Entmachtete Populisten kehren gern zurück, warnt die polnische Zeitung GAZETA WYBORCZA, die ebenfalls in Warschau erscheint. "Auch in Polen könnte es zu einer Katastrophe kommen, wenn die Parteien der demokratischen Koalition ihre Wahlversprechen weiterhin auf die leichte Schulter nehmen und untereinander streiten. Wenn es um Reformen und die Abrechnung mit der Ära PiS geht, ist eine deutliche Beschleunigung erforderlich. Sich weiter am historischen Erfolg des 15. Oktober zu erfreuen, wird nur schaden. Das ist inzwischen Geschichte. Der Prozess der Heilung der Gesellschaft nach acht Jahren der Vergiftung ist langwierig und muss nicht unbedingt erfolgreich sein“, notiert die GAZETA WYBORCZA.

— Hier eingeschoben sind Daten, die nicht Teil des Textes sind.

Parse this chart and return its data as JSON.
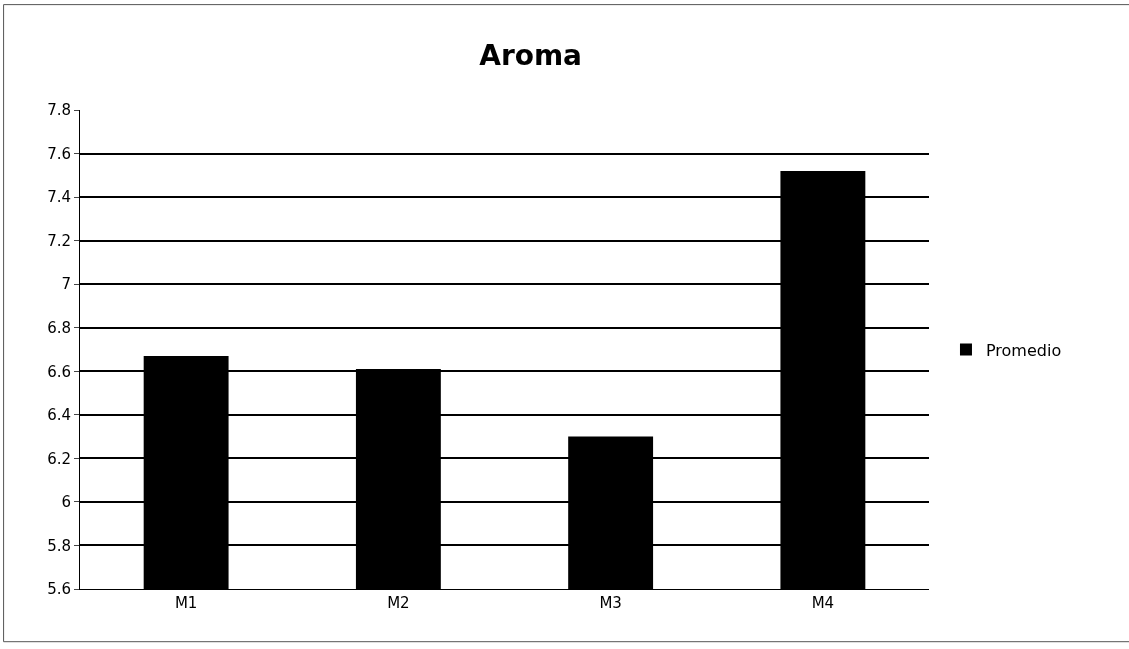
{
  "chart_data": {
    "type": "bar",
    "title": "Aroma",
    "categories": [
      "M1",
      "M2",
      "M3",
      "M4"
    ],
    "series": [
      {
        "name": "Promedio",
        "color": "#000000",
        "values": [
          6.67,
          6.61,
          6.3,
          7.52
        ]
      }
    ],
    "ylim": [
      5.6,
      7.8
    ],
    "yticks": [
      5.6,
      5.8,
      6,
      6.2,
      6.4,
      6.6,
      6.8,
      7,
      7.2,
      7.4,
      7.6,
      7.8
    ],
    "grid": "y",
    "legend": "right"
  }
}
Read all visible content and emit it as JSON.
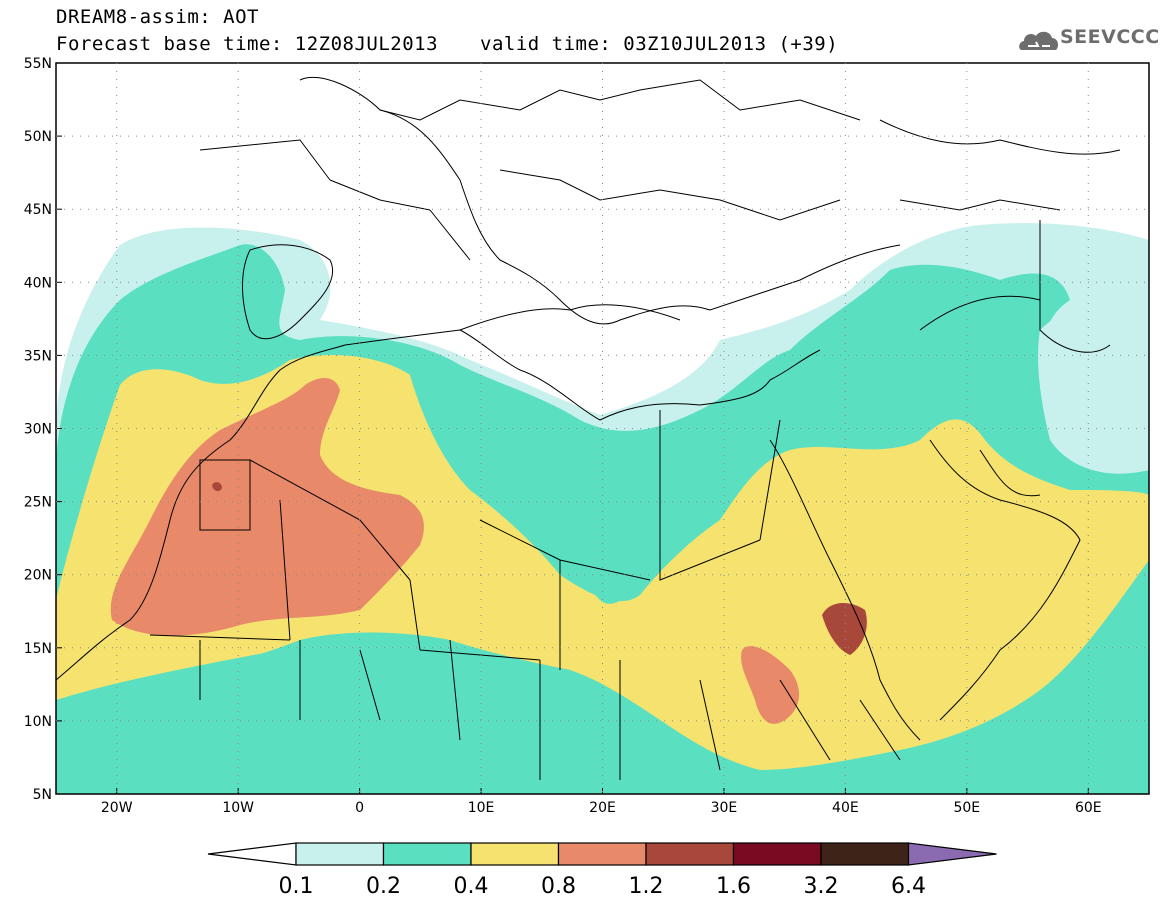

Die dänische Zeitung INFORMATION kommentiert das Verhältnis zwischen China und Russland: "Ist Peking dabei, eine rote Linie zu überschreiten, indem es Moskau militärisch in seinem Krieg gegen die Ukraine unterstützt? In der vergangenen Woche haben die USA begonnen, vor einem wachsenden technologischen Beistand Chinas für den russischen Krieg zu warnen. Washington droht damit, dass dies ernste Konsequenzen haben könnte. Bislang hat China Russland rhetorisch, diplomatisch und wirtschaftlich unterstützt, aber anscheinend nicht mit Waffen oder direkter Förderung der russischen Rüstungsindustrie. Wenn China jetzt aber auch diese Grenze überschreitet, könnte das seinem Verhältnis zu Europa einen unwiderruflichen Schaden zufügen", warnt die Kopenhagener Zeitung INFORMATION.
Der Ukraine laufe die Zeit davon, beklagt die WASHINGTON POST. "Obwohl Russland den bemerkenswerten Kampfgeist der ukrainischen Bevölkerung nicht brechen kann, könnte dies ein Jahr sein, in dem Russland die immer dünner werdenden Frontlinien der Ukraine durchbricht. Sicherlich setzt der russische Präsident Putin darauf sowie auf monatelange Verzögerungen in den USA und hofft auf die Rückkehr des ehemaligen Präsidenten Trump ins Amt. Dieser hat die republikanischen Mitglieder des Repräsentantenhauses dazu gedrängt, die Hilfen für die Ukraine zurückzuhalten. Jeder Tag, den das Repräsentantenhaus die Hilfe hinauszögert, macht den Kampf der Ukraine schwieriger und verringert die Chancen auf einen positiven Ausgang des Konflikts - selbst dann, wenn die US-Hilfe endlich ankommt", prophezeit die WASHINGTON POST aus den USA.
Zum Besuch des russischen Außenministers Lawrow in Peking schreibt die in Schanghai erscheinende Zeitung JIEFANG RIBAO: "Mit dem zweitägigen Besuch soll das gegenseitige politische Vertrauen weiter vertieft und die bilaterale Kooperation gefördert werden. Es werden aber auch heiße Themen angesprochen, und möglicherweise wird im Mai der russische Präsident Putin sogar nach Peking kommen. Beide Länder arbeiten auf der internationalen Bühne nicht nur in den Vereinten Nationen, sondern auch in vielen anderen Formaten wie etwa den BRICS-Staaten zusammen. Was die Ukraine anbelangt, so hat Lawrow das Positionspapier der chinesischen Regierung als den bisher vernünftigsten Vorschlag zur Lösung der Krise bezeichnet", erläutert die chinesische Zeitung JIEFANG RIBAO, mit der die internationale Presseschau endet.